To prepare for these types of questions, review the terms under the “Model selection and optimization” section of our ML Interview Glossary.

How to answer

You should know how to apply modeling techniques to real-world problems. For example, say you’re given customer data for an app. You’re asked how you’d determine new product ideas based on customer similarities. To answer this question effectively, you should explain why this project can’t be done with supervised learning by describing the missing components. Then, you should discuss the appropriate algorithms you’d use. Finally, you should explain how you would use the results of your algorithm to make product decisions.

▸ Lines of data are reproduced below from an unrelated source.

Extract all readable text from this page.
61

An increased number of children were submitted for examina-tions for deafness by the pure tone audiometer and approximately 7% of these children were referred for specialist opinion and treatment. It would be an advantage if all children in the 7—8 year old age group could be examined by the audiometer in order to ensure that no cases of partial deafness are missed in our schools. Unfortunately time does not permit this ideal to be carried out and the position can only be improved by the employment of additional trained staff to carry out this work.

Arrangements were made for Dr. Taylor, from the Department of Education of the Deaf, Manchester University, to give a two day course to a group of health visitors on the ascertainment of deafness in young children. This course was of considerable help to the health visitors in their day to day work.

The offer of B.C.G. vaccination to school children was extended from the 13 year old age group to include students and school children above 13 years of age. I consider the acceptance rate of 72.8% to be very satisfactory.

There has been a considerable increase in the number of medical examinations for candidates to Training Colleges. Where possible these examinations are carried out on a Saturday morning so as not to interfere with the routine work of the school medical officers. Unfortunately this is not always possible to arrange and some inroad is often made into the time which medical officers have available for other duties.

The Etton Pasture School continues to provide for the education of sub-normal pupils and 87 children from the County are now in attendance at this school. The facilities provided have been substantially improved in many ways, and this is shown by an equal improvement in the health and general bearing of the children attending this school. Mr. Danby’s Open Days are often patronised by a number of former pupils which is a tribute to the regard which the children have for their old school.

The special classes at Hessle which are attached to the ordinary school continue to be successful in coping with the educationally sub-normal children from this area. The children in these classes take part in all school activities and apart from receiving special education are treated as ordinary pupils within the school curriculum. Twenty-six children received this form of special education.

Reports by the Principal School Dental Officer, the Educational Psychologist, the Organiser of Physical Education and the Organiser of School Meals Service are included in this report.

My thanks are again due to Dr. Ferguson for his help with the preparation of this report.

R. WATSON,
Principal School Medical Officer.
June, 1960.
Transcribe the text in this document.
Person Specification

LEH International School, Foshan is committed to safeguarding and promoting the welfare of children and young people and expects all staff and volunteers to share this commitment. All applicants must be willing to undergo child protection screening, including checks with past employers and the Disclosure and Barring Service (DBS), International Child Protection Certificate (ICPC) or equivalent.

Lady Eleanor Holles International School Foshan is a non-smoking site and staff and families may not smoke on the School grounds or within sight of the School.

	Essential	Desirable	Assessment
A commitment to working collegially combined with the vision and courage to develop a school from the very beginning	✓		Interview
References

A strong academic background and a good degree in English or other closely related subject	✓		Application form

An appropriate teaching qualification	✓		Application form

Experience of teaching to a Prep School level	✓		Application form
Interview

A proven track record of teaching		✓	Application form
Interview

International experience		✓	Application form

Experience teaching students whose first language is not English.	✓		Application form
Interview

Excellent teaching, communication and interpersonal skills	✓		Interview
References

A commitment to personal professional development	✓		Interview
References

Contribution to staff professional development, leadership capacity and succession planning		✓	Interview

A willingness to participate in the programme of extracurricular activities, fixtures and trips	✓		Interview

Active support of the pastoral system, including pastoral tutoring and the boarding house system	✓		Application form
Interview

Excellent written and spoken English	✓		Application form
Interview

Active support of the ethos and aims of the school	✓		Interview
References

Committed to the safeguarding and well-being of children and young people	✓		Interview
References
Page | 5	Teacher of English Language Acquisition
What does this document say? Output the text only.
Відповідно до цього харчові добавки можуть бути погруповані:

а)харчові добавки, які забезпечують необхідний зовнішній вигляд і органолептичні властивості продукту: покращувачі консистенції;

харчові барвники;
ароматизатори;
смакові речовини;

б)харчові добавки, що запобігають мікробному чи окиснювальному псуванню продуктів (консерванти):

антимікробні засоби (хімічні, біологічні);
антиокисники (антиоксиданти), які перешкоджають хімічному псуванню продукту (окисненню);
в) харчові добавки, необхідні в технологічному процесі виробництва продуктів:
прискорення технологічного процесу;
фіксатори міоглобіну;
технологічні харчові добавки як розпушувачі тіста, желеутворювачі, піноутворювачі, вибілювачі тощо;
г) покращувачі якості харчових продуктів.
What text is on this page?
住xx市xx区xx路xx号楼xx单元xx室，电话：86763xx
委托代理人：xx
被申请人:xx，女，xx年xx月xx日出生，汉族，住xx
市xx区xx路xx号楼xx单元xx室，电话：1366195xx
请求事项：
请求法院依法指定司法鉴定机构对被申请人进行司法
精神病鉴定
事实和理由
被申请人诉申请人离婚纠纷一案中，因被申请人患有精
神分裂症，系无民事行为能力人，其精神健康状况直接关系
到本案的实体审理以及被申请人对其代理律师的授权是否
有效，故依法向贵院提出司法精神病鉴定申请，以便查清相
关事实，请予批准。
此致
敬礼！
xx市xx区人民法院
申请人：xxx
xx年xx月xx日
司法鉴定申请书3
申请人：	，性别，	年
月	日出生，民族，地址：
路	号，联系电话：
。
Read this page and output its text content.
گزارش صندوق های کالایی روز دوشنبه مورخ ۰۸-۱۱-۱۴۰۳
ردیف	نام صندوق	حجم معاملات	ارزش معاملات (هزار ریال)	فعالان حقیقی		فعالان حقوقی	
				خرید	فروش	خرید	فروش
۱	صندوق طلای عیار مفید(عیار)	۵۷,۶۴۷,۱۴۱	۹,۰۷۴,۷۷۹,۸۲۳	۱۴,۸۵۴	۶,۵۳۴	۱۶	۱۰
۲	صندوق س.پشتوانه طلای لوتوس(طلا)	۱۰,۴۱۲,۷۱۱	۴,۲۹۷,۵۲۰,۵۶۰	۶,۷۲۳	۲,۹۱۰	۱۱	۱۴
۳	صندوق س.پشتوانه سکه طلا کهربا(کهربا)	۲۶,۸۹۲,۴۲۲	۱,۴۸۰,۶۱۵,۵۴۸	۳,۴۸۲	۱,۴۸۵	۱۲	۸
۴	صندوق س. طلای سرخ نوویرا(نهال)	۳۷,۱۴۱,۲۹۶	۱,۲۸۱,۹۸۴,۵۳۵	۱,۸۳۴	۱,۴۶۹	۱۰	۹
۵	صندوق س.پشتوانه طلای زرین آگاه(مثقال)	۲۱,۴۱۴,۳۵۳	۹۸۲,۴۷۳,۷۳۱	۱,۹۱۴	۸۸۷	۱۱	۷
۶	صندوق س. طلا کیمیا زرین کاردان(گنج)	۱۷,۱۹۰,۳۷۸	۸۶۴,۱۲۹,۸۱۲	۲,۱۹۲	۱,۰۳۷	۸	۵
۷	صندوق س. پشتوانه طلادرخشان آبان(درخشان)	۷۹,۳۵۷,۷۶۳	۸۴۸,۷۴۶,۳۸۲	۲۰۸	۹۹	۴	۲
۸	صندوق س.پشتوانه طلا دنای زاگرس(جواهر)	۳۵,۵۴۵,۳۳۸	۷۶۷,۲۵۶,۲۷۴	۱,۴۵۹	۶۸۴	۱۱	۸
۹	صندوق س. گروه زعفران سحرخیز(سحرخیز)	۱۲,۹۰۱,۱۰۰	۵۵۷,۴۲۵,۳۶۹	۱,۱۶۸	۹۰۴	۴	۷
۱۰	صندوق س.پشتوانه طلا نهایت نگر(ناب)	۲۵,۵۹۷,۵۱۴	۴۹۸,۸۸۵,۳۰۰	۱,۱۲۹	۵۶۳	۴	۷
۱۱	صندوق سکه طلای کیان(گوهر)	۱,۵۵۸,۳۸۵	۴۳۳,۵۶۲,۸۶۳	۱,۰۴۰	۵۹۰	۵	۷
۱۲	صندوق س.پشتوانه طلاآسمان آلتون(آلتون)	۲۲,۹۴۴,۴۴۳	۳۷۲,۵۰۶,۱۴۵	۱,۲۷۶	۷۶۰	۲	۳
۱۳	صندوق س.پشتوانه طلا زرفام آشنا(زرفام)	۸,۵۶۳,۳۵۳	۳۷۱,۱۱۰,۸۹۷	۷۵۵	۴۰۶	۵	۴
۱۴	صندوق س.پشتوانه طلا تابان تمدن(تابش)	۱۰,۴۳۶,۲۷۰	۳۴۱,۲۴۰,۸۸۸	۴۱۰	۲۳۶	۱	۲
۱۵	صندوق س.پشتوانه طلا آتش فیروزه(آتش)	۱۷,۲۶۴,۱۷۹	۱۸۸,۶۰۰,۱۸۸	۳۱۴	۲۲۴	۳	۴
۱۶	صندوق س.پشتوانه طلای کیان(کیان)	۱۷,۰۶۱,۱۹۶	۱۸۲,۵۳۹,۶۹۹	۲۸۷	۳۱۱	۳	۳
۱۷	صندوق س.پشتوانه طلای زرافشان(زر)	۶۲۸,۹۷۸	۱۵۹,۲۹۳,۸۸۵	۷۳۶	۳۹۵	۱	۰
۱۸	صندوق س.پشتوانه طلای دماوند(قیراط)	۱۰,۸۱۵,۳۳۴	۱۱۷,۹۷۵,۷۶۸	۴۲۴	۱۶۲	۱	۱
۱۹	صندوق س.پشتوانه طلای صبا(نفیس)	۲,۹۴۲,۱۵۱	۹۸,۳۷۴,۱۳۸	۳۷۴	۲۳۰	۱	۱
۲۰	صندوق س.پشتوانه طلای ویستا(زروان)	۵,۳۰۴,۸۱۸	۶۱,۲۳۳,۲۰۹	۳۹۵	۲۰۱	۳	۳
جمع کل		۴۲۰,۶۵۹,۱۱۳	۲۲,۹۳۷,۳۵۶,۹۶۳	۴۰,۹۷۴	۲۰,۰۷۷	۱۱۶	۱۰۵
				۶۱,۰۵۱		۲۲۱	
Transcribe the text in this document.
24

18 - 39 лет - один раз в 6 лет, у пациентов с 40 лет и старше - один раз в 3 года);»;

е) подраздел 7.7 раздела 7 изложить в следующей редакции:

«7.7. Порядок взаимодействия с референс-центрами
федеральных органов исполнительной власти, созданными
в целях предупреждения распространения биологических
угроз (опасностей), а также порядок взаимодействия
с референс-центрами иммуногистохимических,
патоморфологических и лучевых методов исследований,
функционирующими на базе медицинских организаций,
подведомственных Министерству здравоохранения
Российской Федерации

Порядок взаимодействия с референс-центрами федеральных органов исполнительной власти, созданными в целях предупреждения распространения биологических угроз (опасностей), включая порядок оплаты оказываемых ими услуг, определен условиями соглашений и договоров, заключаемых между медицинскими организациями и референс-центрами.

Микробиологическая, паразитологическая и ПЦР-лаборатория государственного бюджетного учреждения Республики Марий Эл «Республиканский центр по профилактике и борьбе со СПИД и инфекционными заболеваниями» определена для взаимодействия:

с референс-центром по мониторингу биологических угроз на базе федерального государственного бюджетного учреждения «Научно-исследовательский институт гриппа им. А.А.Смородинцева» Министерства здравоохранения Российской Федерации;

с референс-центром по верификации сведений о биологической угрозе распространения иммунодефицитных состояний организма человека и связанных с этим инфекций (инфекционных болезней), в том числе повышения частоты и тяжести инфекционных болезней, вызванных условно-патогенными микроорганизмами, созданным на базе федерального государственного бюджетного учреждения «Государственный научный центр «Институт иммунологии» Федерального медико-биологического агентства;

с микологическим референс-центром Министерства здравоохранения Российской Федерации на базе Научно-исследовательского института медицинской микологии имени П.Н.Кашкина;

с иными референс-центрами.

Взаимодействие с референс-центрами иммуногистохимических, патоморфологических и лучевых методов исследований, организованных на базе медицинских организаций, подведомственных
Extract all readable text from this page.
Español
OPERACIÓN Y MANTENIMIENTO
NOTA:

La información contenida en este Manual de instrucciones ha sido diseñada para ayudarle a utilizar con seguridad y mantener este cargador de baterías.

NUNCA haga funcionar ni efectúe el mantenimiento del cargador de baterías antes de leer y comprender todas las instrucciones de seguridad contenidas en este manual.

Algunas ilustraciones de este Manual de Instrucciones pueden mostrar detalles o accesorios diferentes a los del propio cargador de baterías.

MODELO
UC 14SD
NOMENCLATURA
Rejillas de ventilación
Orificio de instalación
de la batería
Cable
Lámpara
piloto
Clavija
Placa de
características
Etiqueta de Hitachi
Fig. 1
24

Additionally, know your audience. Is your interviewer a technical or non-technical stakeholder? Practice explaining these topics in both technical and non-technical ways. Non-technical explanations can have a higher-level view, fewer details, and a conceptual explanation of how a process works. Technical explanations include more depth, mathematical details, and a nuanced understanding of the chosen algorithm. The example below breaks down a technical vs. non-technical answer for the given prompt.

If you have the relevant background and an opportunity arises, try to incorporate an unsupervised method in a useful way to your problem. It will likely stand out to your interviewer as an unexpected, creative solution.

Let’s say your interviewer gives you the following prompt:

Imagine your company sends an email to convert customers from free to paying. You build a logistic regression model with the following output:

ML Model Graphic

Explain the results to a non-technical and technical stakeholder.

You could say,

“For the non-technical stakeholder, I would say,

The email works. We have evidence that both receiving the email and spending time on the website positively impact whether the customer converts from free to paying. Receiving the email increases the odds of converting by more than 400%, and each additional minute spent on the website increases the likelihood of conversion by 10%.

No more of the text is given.